Unjustifiable derision
A common refrain in talking to finance ministry types, from both G7 and borrowing countries, is a certain amount of derision over what they see as bondholders' obsession with being reimbursed the cost of their lawyers in restructuring negotiations. We're talking billions of dollars-worth of debt here, they say, and these people are obsessed over legal fees?
But in fact there is a good reason for bondholders to be exercised about legal fees – and it's exactly the same as the holdout problem that the official sector got so worked up about when it proposed the SDRM. If creditors have to pay their own fees, any individual bondholder is better off not joining the creditor committee, letting the committee bear the costs, and simply accepting the exchange offer when the final deal has been hammered out. Holdouts, once again, get a better deal: just as those who don't enter into a bond exchange have typically been paid in full, those who don't pay for legal fees still get the same deal, in the end, as those who do.
It is worth noting that the IIF's board, largely commercial bankers, is the one part of the emerging-market creditor community that doesn't have significant collective action problems. What's more, investment banks have a vested interest in their relationships with issuing countries.
Banks, then, are primarily interested in maintaining close relations with emerging-market sovereigns – something that is very much at the heart of the principles in their final form. And now that the G-20 has been formed, they have the perfect partner with which to cement that relationship.
In any case, the IIF often seemed concerned less with the content of the principles than with their timing, say its critics. Dallara very much wanted something final before the IMF/World Bank meetings at the end of September, and certainly by the G-20 meeting in Berlin in mid-November.

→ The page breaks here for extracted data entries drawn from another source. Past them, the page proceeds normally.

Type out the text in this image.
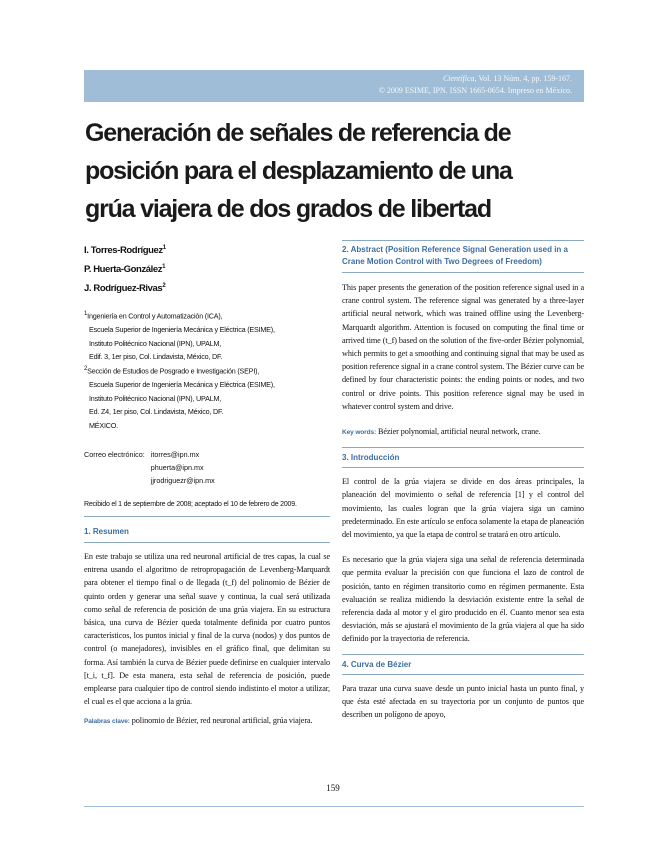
Científica, Vol. 13 Núm. 4, pp. 159-167.
© 2009 ESIME, IPN. ISSN 1665-0654. Impreso en México.
Generación de señales de referencia de posición para el desplazamiento de una grúa viajera de dos grados de libertad
I. Torres-Rodríguez$^1$
P. Huerta-González$^1$
J. Rodríguez-Rivas$^2$
$^1$Ingeniería en Control y Automatización (ICA),
Escuela Superior de Ingeniería Mecánica y Eléctrica (ESIME),
Instituto Politécnico Nacional (IPN), UPALM,
Edif. 3, 1er piso, Col. Lindavista, México, DF.
$^2$Sección de Estudios de Posgrado e Investigación (SEPI),
Escuela Superior de Ingeniería Mecánica y Eléctrica (ESIME),
Instituto Politécnico Nacional (IPN), UPALM,
Ed. Z4, 1er piso, Col. Lindavista, México, DF.
MÉXICO.
Correo electrónico: itorres@ipn.mx
phuerta@ipn.mx
jjrodriguezr@ipn.mx
Recibido el 1 de septiembre de 2008; aceptado el 10 de febrero de 2009.
1. Resumen

En este trabajo se utiliza una red neuronal artificial de tres capas, la cual se entrena usando el algoritmo de retropropagación de Levenberg-Marquardt para obtener el tiempo final o de llegada (t_f) del polinomio de Bézier de quinto orden y generar una señal suave y continua, la cual será utilizada como señal de referencia de posición de una grúa viajera. En su estructura básica, una curva de Bézier queda totalmente definida por cuatro puntos característicos, los puntos inicial y final de la curva (nodos) y dos puntos de control (o manejadores), invisibles en el gráfico final, que delimitan su forma. Así también la curva de Bézier puede definirse en cualquier intervalo [t_i, t_f]. De esta manera, esta señal de referencia de posición, puede emplearse para cualquier tipo de control siendo indistinto el motor a utilizar, el cual es el que acciona a la grúa.

Palabras clave: polinomio de Bézier, red neuronal artificial, grúa viajera.

2. Abstract (Position Reference Signal Generation used in a Crane Motion Control with Two Degrees of Freedom)

This paper presents the generation of the position reference signal used in a crane control system. The reference signal was generated by a three-layer artificial neural network, which was trained offline using the Levenberg-Marquardt algorithm. Attention is focused on computing the final time or arrived time (t_f) based on the solution of the five-order Bézier polynomial, which permits to get a smoothing and continuing signal that may be used as position reference signal in a crane control system. The Bézier curve can be defined by four characteristic points: the ending points or nodes, and two control or drive points. This position reference signal may be used in whatever control system and drive.

Key words: Bézier polynomial, artificial neural network, crane.

3. Introducción

El control de la grúa viajera se divide en dos áreas principales, la planeación del movimiento o señal de referencia [1] y el control del movimiento, las cuales logran que la grúa viajera siga un camino predeterminado. En este artículo se enfoca solamente la etapa de planeación del movimiento, ya que la etapa de control se tratará en otro artículo.

Es necesario que la grúa viajera siga una señal de referencia determinada que permita evaluar la precisión con que funciona el lazo de control de posición, tanto en régimen transitorio como en régimen permanente. Esta evaluación se realiza midiendo la desviación existente entre la señal de referencia dada al motor y el giro producido en él. Cuanto menor sea esta desviación, más se ajustará el movimiento de la grúa viajera al que ha sido definido por la trayectoria de referencia.

4. Curva de Bézier

Para trazar una curva suave desde un punto inicial hasta un punto final, y que ésta esté afectada en su trayectoria por un conjunto de puntos que describen un polígono de apoyo,

159
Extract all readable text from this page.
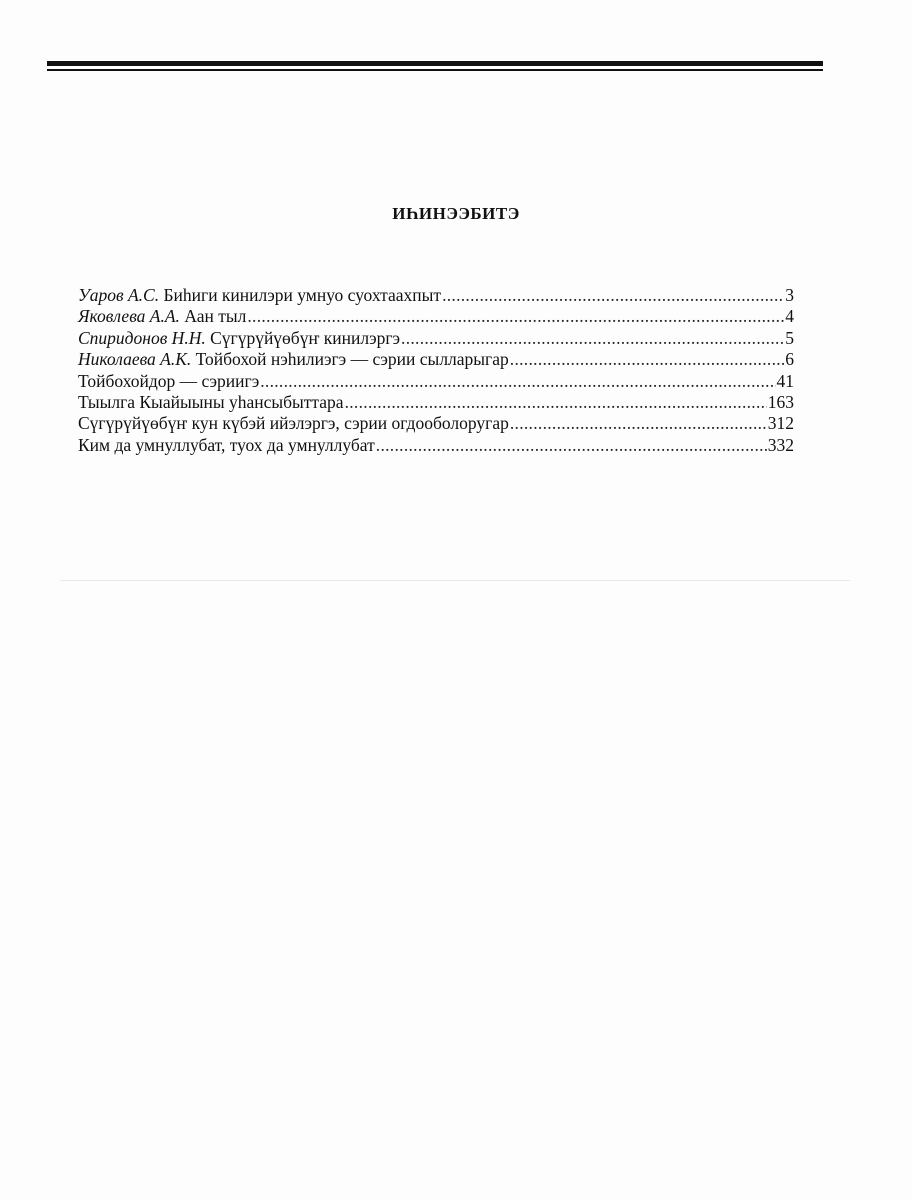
ИҺИНЭЭБИТЭ
Уаров А.С. Биһиги кинилэри умнуо суохтаахпыт .....	3
Яковлева А.А. Аан тыл .....	4
Спиридонов Н.Н. Сүгүрүйүөбүҥ кинилэргэ .....	5
Николаева А.К. Тойбохой нэһилиэгэ — сэрии сылларыгар .....	6
Тойбохойдор — сэриигэ .....	41
Тыылга Кыайыыны уһансыбыттара .....	163
Сүгүрүйүөбүҥ кун күбэй ийэлэргэ, сэрии огдооболоругар .....	312
Ким да умнуллубат, туох да умнуллубат .....	332
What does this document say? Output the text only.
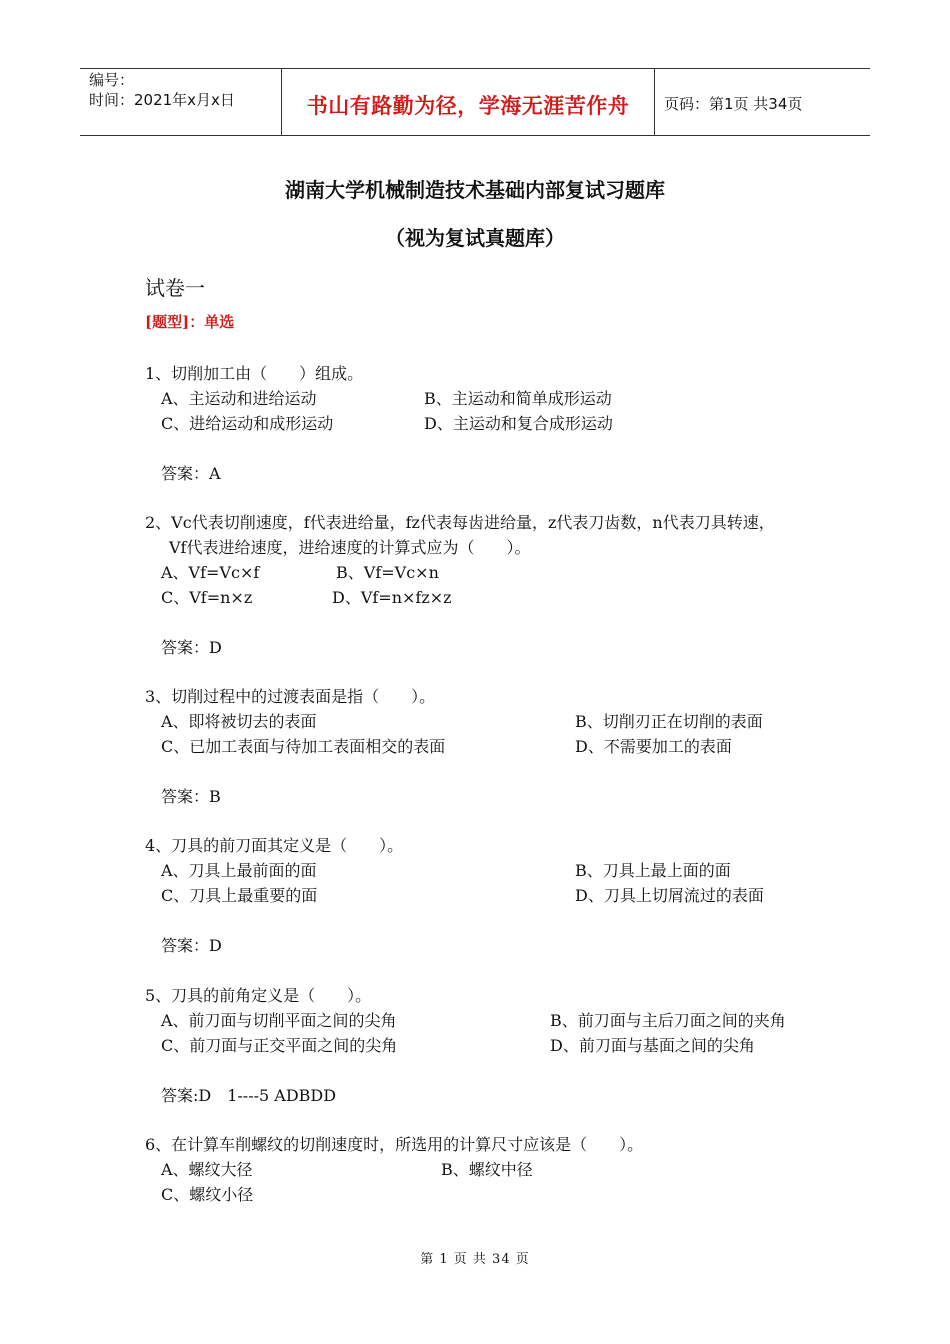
编号：
时间：2021年x月x日	书山有路勤为径，学海无涯苦作舟	页码：第1页 共34页
湖南大学机械制造技术基础内部复试习题库
（视为复试真题库）
试卷一
[题型]：单选
1、切削加工由（　　）组成。
A、主运动和进给运动	B、主运动和简单成形运动
C、进给运动和成形运动	D、主运动和复合成形运动
答案：A
2、Vc代表切削速度，f代表进给量，fz代表每齿进给量，z代表刀齿数，n代表刀具转速，
Vf代表进给速度，进给速度的计算式应为（　　）。
A、Vf=Vc×f	B、Vf=Vc×n
C、Vf=n×z	D、Vf=n×fz×z
答案：D
3、切削过程中的过渡表面是指（　　）。
A、即将被切去的表面	B、切削刃正在切削的表面
C、已加工表面与待加工表面相交的表面	D、不需要加工的表面
答案：B
4、刀具的前刀面其定义是（　　）。
A、刀具上最前面的面	B、刀具上最上面的面
C、刀具上最重要的面	D、刀具上切屑流过的表面
答案：D
5、刀具的前角定义是（　　）。
A、前刀面与切削平面之间的尖角	B、前刀面与主后刀面之间的夹角
C、前刀面与正交平面之间的尖角	D、前刀面与基面之间的尖角
答案:D　1----5 ADBDD
6、在计算车削螺纹的切削速度时，所选用的计算尺寸应该是（　　）。
A、螺纹大径	B、螺纹中径
C、螺纹小径
第 1 页 共 34 页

After that, it was felt, it would be much harder to get the G-20 to recognize the principles, since China would have the chair rather than Germany. There was also speculation that either Anne Krueger, at the IMF, or John Taylor, at the US Treasury, might not stay in their jobs for a second Bush term, and that Dallara wanted to position himself to replace them by helming a major success story.
Dallara has now become a great friend and admirer of the G-20. "The G-20 have played a prominent role in catalyzing and encouraging the development of these principles," says Dallara: it's clear that he sees the official sector more as people to negotiate with than to negotiate against. While the rest of the private-sector trade organizations were trying to come up with a united front, after all, Dallara was talking to the issuers, trying to work out what would be acceptable to them. But is what he has produced useful to the wider market?
"It may be seen as pretty general, but I can tell you that it's a pretty good exercise," says de Larosière. "I've never seen such a collaboration between the private sector and the official sector in a written form."
With friends like these, the bondholders can be forgiven for thinking there's little need for enemies.